Zwischen der Aufnahme von 1967 und der von 1989 mit Cord Garben liegen wiederum Welten. Wenn man die älteren magischen Einspielungen kennt, dann löst diese Aufnahme – so war es jedenfalls bei mir – einen regelrechten Schock aus: das ist ein Fall vom Himmel auf die Erde! Verständlich wird dieser Wandel nur vor seinem biographischen Hintergrund. Bei einem Konzert in Bordeau am 15.10.1988 in Bordeau brach ABM während des Vortrags von „Ondine“ (Gaspard de la nuit) mit einer schweren Herzattacke zusammen. Das Leben haben ihm zwei zufällig im Saal anwesende Kardiologen gerettet: Dr.

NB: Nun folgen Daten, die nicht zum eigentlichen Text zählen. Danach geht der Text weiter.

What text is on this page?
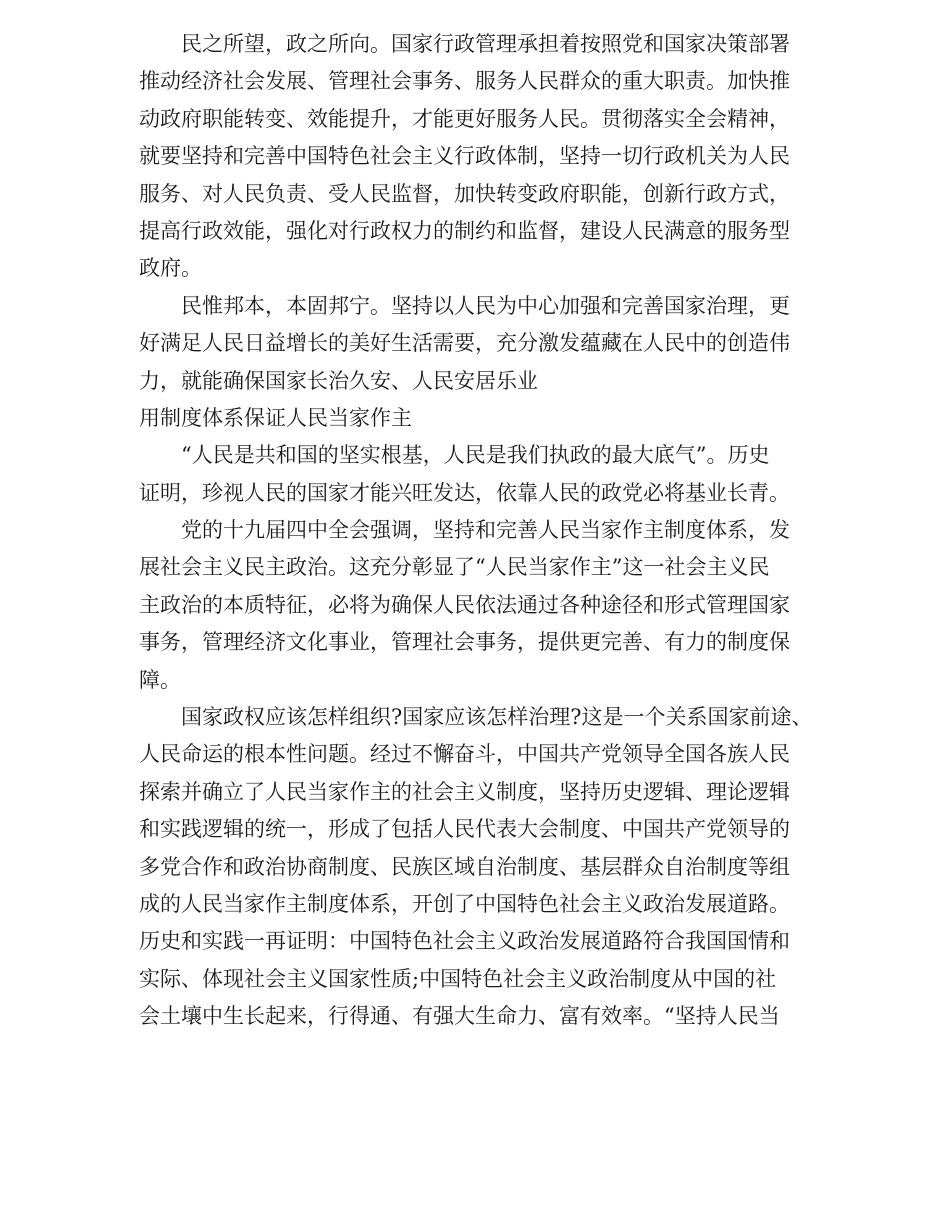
民之所望，政之所向。国家行政管理承担着按照党和国家决策部署
推动经济社会发展、管理社会事务、服务人民群众的重大职责。加快推
动政府职能转变、效能提升，才能更好服务人民。贯彻落实全会精神，
就要坚持和完善中国特色社会主义行政体制，坚持一切行政机关为人民
服务、对人民负责、受人民监督，加快转变政府职能，创新行政方式，
提高行政效能，强化对行政权力的制约和监督，建设人民满意的服务型
政府。

民惟邦本，本固邦宁。坚持以人民为中心加强和完善国家治理，更
好满足人民日益增长的美好生活需要，充分激发蕴藏在人民中的创造伟
力，就能确保国家长治久安、人民安居乐业

用制度体系保证人民当家作主

“人民是共和国的坚实根基，人民是我们执政的最大底气”。历史
证明，珍视人民的国家才能兴旺发达，依靠人民的政党必将基业长青。

党的十九届四中全会强调，坚持和完善人民当家作主制度体系，发
展社会主义民主政治。这充分彰显了“人民当家作主”这一社会主义民
主政治的本质特征，必将为确保人民依法通过各种途径和形式管理国家
事务，管理经济文化事业，管理社会事务，提供更完善、有力的制度保
障。

国家政权应该怎样组织?国家应该怎样治理?这是一个关系国家前途、
人民命运的根本性问题。经过不懈奋斗，中国共产党领导全国各族人民
探索并确立了人民当家作主的社会主义制度，坚持历史逻辑、理论逻辑
和实践逻辑的统一，形成了包括人民代表大会制度、中国共产党领导的
多党合作和政治协商制度、民族区域自治制度、基层群众自治制度等组
成的人民当家作主制度体系，开创了中国特色社会主义政治发展道路。
历史和实践一再证明：中国特色社会主义政治发展道路符合我国国情和
实际、体现社会主义国家性质;中国特色社会主义政治制度从中国的社
会土壤中生长起来，行得通、有强大生命力、富有效率。“坚持人民当
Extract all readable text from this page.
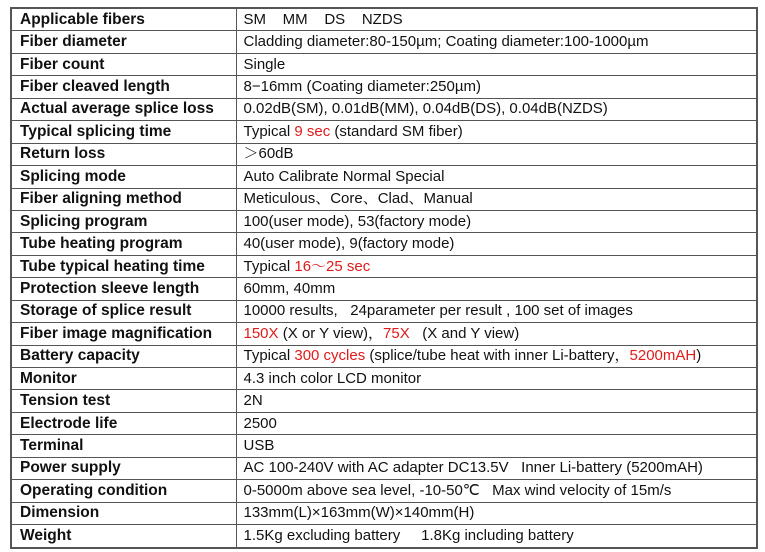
Applicable fibers	SM    MM    DS    NZDS
Fiber diameter	Cladding diameter:80-150µm; Coating diameter:100-1000µm
Fiber count	Single
Fiber cleaved length	8−16mm (Coating diameter:250µm)
Actual average splice loss	0.02dB(SM), 0.01dB(MM), 0.04dB(DS), 0.04dB(NZDS)
Typical splicing time	Typical 9 sec (standard SM fiber)
Return loss	＞60dB
Splicing mode	Auto Calibrate Normal Special
Fiber aligning method	Meticulous、Core、Clad、Manual
Splicing program	100(user mode), 53(factory mode)
Tube heating program	40(user mode), 9(factory mode)
Tube typical heating time	Typical 16～25 sec
Protection sleeve length	60mm, 40mm
Storage of splice result	10000 results,   24parameter per result , 100 set of images
Fiber image magnification	150X (X or Y view)，75X   (X and Y view)
Battery capacity	Typical 300 cycles (splice/tube heat with inner Li-battery，5200mAH)
Monitor	4.3 inch color LCD monitor
Tension test	2N
Electrode life	2500
Terminal	USB
Power supply	AC 100-240V with AC adapter DC13.5V   Inner Li-battery (5200mAH)
Operating condition	0-5000m above sea level, -10-50℃   Max wind velocity of 15m/s
Dimension	133mm(L)×163mm(W)×140mm(H)
Weight	1.5Kg excluding battery     1.8Kg including battery
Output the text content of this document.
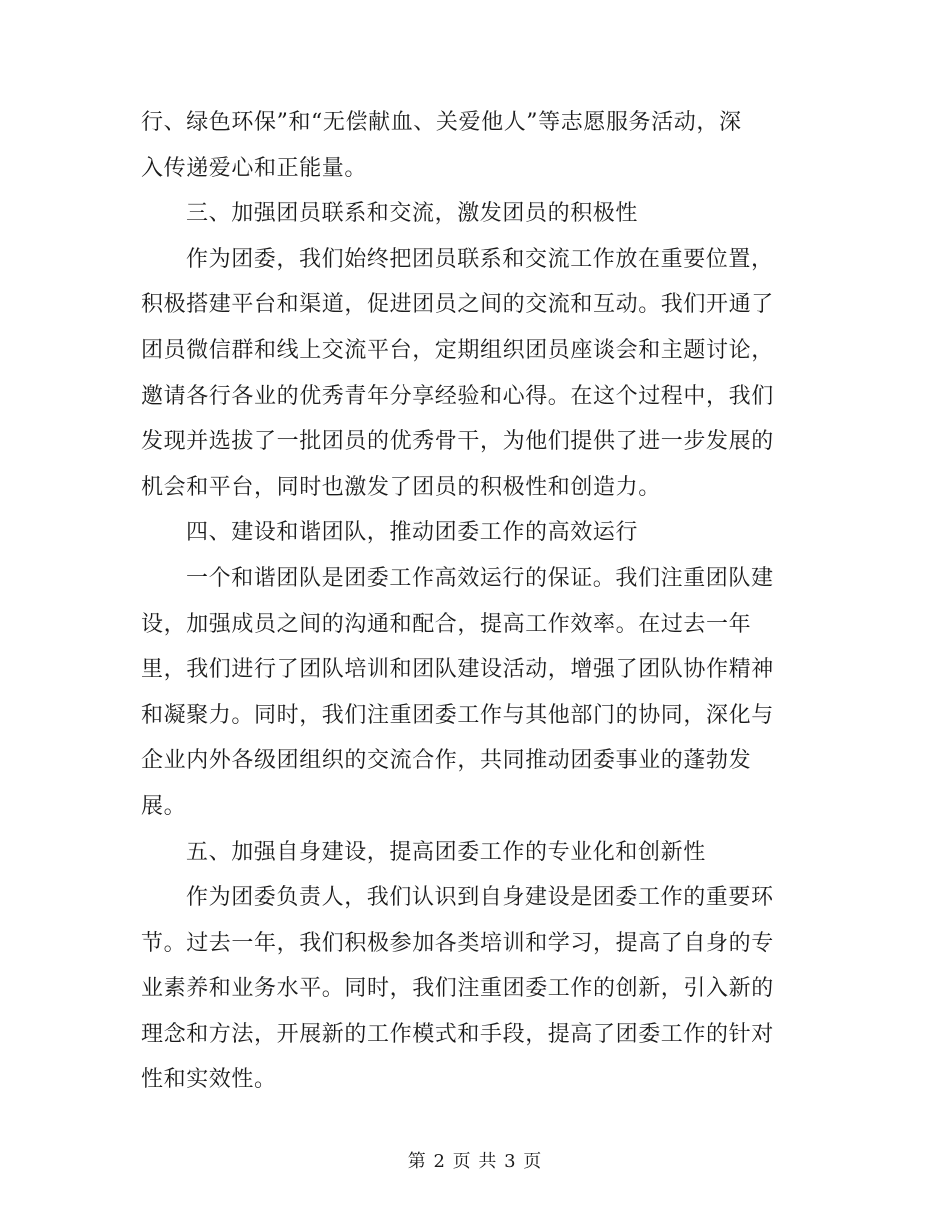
行、绿色环保”和“无偿献血、关爱他人”等志愿服务活动，深
入传递爱心和正能量。
三、加强团员联系和交流，激发团员的积极性
作为团委，我们始终把团员联系和交流工作放在重要位置，
积极搭建平台和渠道，促进团员之间的交流和互动。我们开通了
团员微信群和线上交流平台，定期组织团员座谈会和主题讨论，
邀请各行各业的优秀青年分享经验和心得。在这个过程中，我们
发现并选拔了一批团员的优秀骨干，为他们提供了进一步发展的
机会和平台，同时也激发了团员的积极性和创造力。
四、建设和谐团队，推动团委工作的高效运行
一个和谐团队是团委工作高效运行的保证。我们注重团队建
设，加强成员之间的沟通和配合，提高工作效率。在过去一年
里，我们进行了团队培训和团队建设活动，增强了团队协作精神
和凝聚力。同时，我们注重团委工作与其他部门的协同，深化与
企业内外各级团组织的交流合作，共同推动团委事业的蓬勃发
展。
五、加强自身建设，提高团委工作的专业化和创新性
作为团委负责人，我们认识到自身建设是团委工作的重要环
节。过去一年，我们积极参加各类培训和学习，提高了自身的专
业素养和业务水平。同时，我们注重团委工作的创新，引入新的
理念和方法，开展新的工作模式和手段，提高了团委工作的针对
性和实效性。
第 2 页 共 3 页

Jacques Clementy und Prof. Deville. Von ihnen hat er sich operieren lassen und mit der Familie von Dr. Clementy eng befreundet. Die beiden haben ihm eröffnet, daß er mit dieser Herzerkrankung maximal noch 4 Jahre zu leben hat! Die Aufnahme der Mozart-Konzerte 1989 war für ihn also eine Art Auferstehung von den Toten, der Versuch, im (Konzert-)Leben wieder Fuß zu fassen. Von daher wird auch verständlich, daß die metaphysische Unschuld seiner früheren Aufnahmen verschwinden mußte: der Tod zerstört das Schöne, wie das schon Schiller wußte. Die apollinische, schön-klassische Fassade zerbröckelt regelrecht in dieser Aufnahme. (ABM bevorzugte – zum großen Ärger seines Produzenten Cord Garben – den Live-Mitschnitt und ließ die fertige Studioaufnahme unveröffentlicht!) Am eindrucksvollsten nachvollziehbar ist das in der Kadenz. Sie wirkt in der 1967iger Aufnahme noch harmlos. Hier nun brechen Leid und quälende Verzweiflung durch, es gibt schroffe, ganz „unschöne“ Abbrüche! Diese Kadenz ist das Abgründigste und Tiefsinnigste, was ich jemals Vortrag eines Mozarts-Konzerts gehört habe! Ansonsten erscheint dieser wahrlich nicht eingängig-leichte Mozart dieser Aufnahme wegweisend modern mit seiner nachdrücklichen, „sprechenden“ Phrasierung, gewollt oder ungewollt anknüpfend an die historische Aufführungspraxis mit ihrer Wiederentdeckung der musikalischen Rhetorik. ABM, der übrigens die Angewohnheit hatte, vor dem Dirigenten zur Probe zu erscheinen und die Musiker zu instruieren (sein Freund Celibidache sagte diesbezüglich zu seinen Musikern: „Tun sie, was Michelangeli sagt, der hat immer recht!“), machte seinen Schüler und Produzenten C. Garben, der gar kein Dirigent ist, kurzerhand zum Dirigenten und hat ihm diese Phrasierungen am Klavier quasi „diktiert“!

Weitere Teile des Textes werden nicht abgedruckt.